SCUOLA

Bertagna: agli alunni non piacciono i prof?
Il vero problema è il monopolio statale

intervista a Giuseppe Bertagna il Sussidiario 3.1.2012

Una ricerca dell’Eurispes e del Telefono azzurro dipinge una scuola che non soddisfa per nulla i propri studenti e i loro genitori. Per ben il 59,1% dei primi e per l’80% dei secondi, i docenti non sono adeguatamente preparati o aggiornati. Giuseppe Bertagna, ordinario di Pedagogia nell’Università di Bergamo, spiega a IlSussidiario.net come interpretare correttamente i dati contenuti nella ricerca. A partire da una premessa: «Personalmente ho concluso un’indagine dedicata alla sola provincia di Bergamo, effettuata su un campione del 20% della popolazione scolastica, pari a 63 istituti, per un totale di 3.300 alunni e 4.460 genitori; la ricerca che prendiamo in considerazione, invece, pur interessando tutta l’Italia è stata realizzata intervistando solamente 1.496 studenti e 1.266 genitori. Occorre, quindi, cogliere in maniera più profonda la dinamica di certi fenomeni». Altri indizi lasciano perplesso il professore. «Secondo la ricerca, l’84% delle famiglie vorrebbe una scuola aperta alle proprie proposte, mentre il 66% vorrebbe essere coinvolto in alcune materie. Ebbene: tra il 2001 e il 2003 le famiglie avevano a disposizione 300 ore di declinazione delle attività scolastiche, da stabilire mediante contrattazione, attraverso il patto educativo». L’opportunità venne vissuta senza alcun entusiasmo. «La sperimentazione si concluse perché venne rifiutata pressoché da tutti». Un alto indizio è quello relativo alle finalità del mondo scolastico. Per la maggioranza dei genitori, infatti, il lavoro è solamente la terza scelta. «Considerando la crisi in corso e le gravi problematiche relative al mondo del lavoro, mi sembra un dato in controtendenza con tutte le indagini esplorate».

Anche sulla percentuale di genitori che ritiene gli insegnanti poco preparati, Bertagna ritiene necessarie alcune sottolineature. «Spesso i genitori sono convinti che il metodo adottato dai propri insegnanti di un tempo sia l’unico corretto.

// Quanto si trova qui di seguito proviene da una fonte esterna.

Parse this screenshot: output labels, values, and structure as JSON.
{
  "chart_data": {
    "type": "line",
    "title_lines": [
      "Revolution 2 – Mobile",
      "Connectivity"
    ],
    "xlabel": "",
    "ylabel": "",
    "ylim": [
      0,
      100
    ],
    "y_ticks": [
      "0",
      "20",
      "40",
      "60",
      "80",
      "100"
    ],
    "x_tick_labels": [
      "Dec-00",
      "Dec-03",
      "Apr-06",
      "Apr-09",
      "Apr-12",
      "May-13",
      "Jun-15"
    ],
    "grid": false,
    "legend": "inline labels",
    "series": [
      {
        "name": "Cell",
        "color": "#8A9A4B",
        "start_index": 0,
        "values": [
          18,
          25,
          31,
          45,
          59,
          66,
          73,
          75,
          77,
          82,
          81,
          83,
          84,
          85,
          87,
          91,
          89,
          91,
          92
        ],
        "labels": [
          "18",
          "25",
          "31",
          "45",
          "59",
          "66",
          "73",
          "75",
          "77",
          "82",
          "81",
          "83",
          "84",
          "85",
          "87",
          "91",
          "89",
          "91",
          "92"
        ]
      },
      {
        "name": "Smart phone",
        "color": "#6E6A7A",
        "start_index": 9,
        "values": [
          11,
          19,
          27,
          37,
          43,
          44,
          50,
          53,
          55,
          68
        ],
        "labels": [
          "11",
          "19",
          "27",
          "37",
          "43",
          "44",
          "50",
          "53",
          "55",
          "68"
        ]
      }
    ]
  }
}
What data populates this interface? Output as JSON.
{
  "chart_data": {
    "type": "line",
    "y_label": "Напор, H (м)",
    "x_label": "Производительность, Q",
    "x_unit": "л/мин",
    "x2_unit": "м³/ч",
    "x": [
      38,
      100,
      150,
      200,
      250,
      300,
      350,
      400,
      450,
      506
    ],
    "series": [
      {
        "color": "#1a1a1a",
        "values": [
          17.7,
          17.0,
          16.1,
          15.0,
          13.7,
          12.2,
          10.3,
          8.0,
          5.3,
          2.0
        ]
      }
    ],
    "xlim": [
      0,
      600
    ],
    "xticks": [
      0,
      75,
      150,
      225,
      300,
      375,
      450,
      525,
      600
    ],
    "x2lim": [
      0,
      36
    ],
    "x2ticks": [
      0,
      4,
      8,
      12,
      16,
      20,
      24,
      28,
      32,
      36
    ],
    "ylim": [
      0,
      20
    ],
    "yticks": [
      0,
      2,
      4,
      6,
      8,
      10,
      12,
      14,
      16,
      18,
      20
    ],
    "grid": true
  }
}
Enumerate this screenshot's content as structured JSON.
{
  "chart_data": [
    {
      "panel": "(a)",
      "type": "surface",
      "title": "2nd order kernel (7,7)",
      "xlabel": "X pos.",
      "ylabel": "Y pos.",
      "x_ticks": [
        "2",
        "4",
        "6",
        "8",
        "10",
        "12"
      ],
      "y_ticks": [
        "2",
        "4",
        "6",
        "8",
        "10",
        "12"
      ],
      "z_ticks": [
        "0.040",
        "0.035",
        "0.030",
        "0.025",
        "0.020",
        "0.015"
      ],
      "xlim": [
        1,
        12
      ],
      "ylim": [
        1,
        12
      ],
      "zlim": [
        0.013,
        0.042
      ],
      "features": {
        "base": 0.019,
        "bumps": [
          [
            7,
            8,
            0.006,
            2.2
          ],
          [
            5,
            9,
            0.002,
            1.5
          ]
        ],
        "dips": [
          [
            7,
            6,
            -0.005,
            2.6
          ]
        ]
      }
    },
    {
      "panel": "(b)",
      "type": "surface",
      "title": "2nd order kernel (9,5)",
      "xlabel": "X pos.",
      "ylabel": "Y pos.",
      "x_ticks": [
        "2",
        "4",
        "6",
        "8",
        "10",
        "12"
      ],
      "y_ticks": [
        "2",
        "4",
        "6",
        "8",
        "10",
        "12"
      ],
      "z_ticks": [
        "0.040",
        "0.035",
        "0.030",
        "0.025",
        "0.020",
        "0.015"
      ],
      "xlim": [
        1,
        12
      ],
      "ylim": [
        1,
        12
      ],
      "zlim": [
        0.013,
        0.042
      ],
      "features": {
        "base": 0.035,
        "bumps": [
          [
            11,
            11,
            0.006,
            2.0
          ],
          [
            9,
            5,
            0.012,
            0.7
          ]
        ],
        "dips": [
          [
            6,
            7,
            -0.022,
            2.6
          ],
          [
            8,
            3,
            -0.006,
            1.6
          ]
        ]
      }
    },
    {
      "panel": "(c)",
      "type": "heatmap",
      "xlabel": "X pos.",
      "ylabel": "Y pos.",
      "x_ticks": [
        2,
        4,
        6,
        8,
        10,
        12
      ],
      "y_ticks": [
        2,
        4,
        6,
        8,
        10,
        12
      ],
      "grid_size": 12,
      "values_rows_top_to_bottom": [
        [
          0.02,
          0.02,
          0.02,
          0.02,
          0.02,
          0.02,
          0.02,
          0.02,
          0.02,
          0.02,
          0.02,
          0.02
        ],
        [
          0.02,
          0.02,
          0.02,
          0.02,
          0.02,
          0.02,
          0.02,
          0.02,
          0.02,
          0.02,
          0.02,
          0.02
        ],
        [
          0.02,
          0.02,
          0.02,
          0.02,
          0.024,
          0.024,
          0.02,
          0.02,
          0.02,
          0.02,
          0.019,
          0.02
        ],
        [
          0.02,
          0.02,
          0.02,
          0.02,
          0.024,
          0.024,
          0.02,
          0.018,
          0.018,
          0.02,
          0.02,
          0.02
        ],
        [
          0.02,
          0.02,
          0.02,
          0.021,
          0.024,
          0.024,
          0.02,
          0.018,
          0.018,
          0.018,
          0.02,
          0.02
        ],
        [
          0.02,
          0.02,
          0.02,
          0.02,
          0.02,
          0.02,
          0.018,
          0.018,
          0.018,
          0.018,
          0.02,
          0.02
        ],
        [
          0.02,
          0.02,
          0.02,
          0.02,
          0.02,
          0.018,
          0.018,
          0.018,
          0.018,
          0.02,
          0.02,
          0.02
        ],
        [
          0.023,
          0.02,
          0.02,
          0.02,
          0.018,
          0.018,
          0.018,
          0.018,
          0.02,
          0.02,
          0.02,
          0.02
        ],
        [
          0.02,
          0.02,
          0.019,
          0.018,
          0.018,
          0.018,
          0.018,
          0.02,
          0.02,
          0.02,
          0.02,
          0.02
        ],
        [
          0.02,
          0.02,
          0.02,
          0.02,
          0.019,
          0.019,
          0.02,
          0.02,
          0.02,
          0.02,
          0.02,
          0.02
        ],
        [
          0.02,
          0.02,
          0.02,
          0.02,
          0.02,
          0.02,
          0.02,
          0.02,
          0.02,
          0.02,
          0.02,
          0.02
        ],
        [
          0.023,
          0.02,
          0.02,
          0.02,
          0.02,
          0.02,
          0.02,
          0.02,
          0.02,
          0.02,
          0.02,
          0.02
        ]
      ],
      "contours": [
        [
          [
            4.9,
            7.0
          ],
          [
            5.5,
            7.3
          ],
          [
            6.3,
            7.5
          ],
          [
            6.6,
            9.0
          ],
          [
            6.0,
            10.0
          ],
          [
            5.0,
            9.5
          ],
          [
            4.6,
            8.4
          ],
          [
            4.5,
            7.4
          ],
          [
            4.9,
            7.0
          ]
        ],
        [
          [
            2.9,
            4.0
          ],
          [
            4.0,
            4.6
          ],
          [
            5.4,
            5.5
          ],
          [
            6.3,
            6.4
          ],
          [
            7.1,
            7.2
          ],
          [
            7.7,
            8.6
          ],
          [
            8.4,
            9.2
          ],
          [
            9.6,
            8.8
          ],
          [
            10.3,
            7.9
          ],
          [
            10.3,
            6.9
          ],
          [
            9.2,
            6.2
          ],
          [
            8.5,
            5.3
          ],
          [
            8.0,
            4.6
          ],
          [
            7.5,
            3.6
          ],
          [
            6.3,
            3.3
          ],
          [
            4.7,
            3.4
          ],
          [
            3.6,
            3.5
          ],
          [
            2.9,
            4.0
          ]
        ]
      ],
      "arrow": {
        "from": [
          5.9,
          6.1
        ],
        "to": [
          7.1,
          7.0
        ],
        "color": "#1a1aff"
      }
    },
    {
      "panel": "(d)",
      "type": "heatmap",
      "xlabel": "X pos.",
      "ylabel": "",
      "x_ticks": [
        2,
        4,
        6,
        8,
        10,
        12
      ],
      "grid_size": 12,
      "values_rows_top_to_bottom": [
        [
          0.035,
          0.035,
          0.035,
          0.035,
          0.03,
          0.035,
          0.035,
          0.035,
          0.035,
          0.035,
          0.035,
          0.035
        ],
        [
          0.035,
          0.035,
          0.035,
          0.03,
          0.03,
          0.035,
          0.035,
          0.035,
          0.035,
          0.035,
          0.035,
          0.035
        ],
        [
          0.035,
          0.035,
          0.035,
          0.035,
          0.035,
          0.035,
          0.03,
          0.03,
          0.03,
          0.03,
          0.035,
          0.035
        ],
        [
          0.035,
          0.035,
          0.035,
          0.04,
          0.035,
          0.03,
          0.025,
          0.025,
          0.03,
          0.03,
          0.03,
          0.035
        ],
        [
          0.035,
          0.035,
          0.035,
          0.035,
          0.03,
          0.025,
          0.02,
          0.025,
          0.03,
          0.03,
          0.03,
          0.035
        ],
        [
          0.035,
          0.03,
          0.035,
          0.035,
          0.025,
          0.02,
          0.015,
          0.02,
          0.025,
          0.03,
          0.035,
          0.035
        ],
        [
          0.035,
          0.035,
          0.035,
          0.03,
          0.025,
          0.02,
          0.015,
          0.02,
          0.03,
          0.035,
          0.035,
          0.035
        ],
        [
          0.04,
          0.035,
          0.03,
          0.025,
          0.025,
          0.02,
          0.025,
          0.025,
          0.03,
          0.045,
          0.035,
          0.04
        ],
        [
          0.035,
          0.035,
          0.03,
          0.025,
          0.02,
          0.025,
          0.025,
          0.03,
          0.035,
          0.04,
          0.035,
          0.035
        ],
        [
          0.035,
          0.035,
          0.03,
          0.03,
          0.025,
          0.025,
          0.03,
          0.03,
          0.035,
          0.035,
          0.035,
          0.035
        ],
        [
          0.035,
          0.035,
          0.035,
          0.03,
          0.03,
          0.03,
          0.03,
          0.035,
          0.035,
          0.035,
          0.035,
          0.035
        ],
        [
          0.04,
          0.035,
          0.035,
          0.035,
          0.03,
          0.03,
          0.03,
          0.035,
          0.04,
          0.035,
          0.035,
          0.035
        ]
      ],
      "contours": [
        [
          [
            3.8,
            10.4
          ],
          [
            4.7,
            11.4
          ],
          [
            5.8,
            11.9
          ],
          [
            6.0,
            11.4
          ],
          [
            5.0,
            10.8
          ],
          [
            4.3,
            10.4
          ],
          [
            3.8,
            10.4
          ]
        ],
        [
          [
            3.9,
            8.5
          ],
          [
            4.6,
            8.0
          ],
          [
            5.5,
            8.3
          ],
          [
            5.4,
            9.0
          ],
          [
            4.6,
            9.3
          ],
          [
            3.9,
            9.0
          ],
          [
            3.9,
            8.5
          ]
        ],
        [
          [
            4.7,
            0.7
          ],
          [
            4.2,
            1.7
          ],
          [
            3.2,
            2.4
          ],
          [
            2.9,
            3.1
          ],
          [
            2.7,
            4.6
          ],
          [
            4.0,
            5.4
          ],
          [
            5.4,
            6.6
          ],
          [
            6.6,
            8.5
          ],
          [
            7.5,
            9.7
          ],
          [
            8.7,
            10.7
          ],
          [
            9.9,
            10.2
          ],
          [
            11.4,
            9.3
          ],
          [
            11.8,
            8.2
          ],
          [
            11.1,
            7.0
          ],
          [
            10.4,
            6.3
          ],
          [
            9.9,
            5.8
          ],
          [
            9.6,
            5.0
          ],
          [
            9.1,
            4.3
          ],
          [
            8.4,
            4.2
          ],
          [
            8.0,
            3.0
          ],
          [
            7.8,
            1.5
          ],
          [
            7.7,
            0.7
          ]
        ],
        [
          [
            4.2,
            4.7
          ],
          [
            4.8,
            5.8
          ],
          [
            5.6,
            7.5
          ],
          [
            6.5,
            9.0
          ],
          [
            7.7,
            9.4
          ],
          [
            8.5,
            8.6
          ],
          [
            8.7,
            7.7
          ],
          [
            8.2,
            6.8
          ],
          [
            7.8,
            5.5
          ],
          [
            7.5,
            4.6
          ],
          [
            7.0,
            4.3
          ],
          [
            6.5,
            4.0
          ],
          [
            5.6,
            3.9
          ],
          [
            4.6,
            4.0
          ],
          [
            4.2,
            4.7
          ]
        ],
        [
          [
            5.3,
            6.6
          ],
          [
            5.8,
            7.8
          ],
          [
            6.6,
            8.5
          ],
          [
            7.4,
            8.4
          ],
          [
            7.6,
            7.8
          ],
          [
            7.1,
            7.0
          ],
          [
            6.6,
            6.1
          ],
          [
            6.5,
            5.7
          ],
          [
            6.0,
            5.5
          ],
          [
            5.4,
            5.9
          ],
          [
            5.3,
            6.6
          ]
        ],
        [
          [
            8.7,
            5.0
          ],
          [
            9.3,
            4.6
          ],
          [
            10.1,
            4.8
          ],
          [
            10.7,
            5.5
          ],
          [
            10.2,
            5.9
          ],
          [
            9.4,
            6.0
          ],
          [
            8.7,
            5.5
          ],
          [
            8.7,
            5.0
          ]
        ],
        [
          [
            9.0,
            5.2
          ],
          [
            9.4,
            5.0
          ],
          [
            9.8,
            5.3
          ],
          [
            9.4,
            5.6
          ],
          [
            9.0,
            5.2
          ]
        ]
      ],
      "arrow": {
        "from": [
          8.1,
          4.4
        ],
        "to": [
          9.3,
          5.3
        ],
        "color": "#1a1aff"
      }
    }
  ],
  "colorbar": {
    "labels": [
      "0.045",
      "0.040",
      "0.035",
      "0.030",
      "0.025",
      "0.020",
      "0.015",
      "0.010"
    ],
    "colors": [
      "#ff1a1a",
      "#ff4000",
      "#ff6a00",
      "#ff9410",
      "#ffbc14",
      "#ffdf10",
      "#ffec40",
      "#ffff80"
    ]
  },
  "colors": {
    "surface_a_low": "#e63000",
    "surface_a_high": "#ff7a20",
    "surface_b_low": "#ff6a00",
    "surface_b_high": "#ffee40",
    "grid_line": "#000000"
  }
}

Ma, in una società che avanza in maniera vertiginosa, i cambiamenti della didattica sono necessari». Detto ciò, non è escluso che ci sia un effettivo problema di preparazione dei docenti che si riflette sulla percezione delle famiglie e degli studenti. «Se abbiamo una scuola secondaria di primo livello in cui l’età media dei docenti è di 52 anni e una scuola secondaria di secondo livello in cui è di 50, è evidente che ci sia un problema di formazione ed aggiornamento». Non solo: «Gli insegnanti vengono formati con i contenuti uguali a 30-40 anni fa».

Ogni volta che si tenta di metter mano alla situazione, ci si trova di fronte ad ostacoli insormontabili. «Abbiamo una scuola che coinvolge, complessivamente, 1 milione e 200mila dipendenti. Un "Moloch" tendente all’inerzia e alla conservazione di un modello monopolistico che niente riesce a infrangere». Che non ci riesca il modello di scuola paritario, che in Italia è nettamente minoritario è comprensibile. «Lo è meno – continua – il fatto che non ci riesca il disegno costituzionale della scuola delle Regioni. Il cosiddetto sistema dell’istruzione e della formazione professionale, che doveva avere pari dignità con quella statale, è fallito. Da un lato molte Regioni non lo vogliono, dall’altro lo Stato non ha mai voluto mollare le sue prerogative».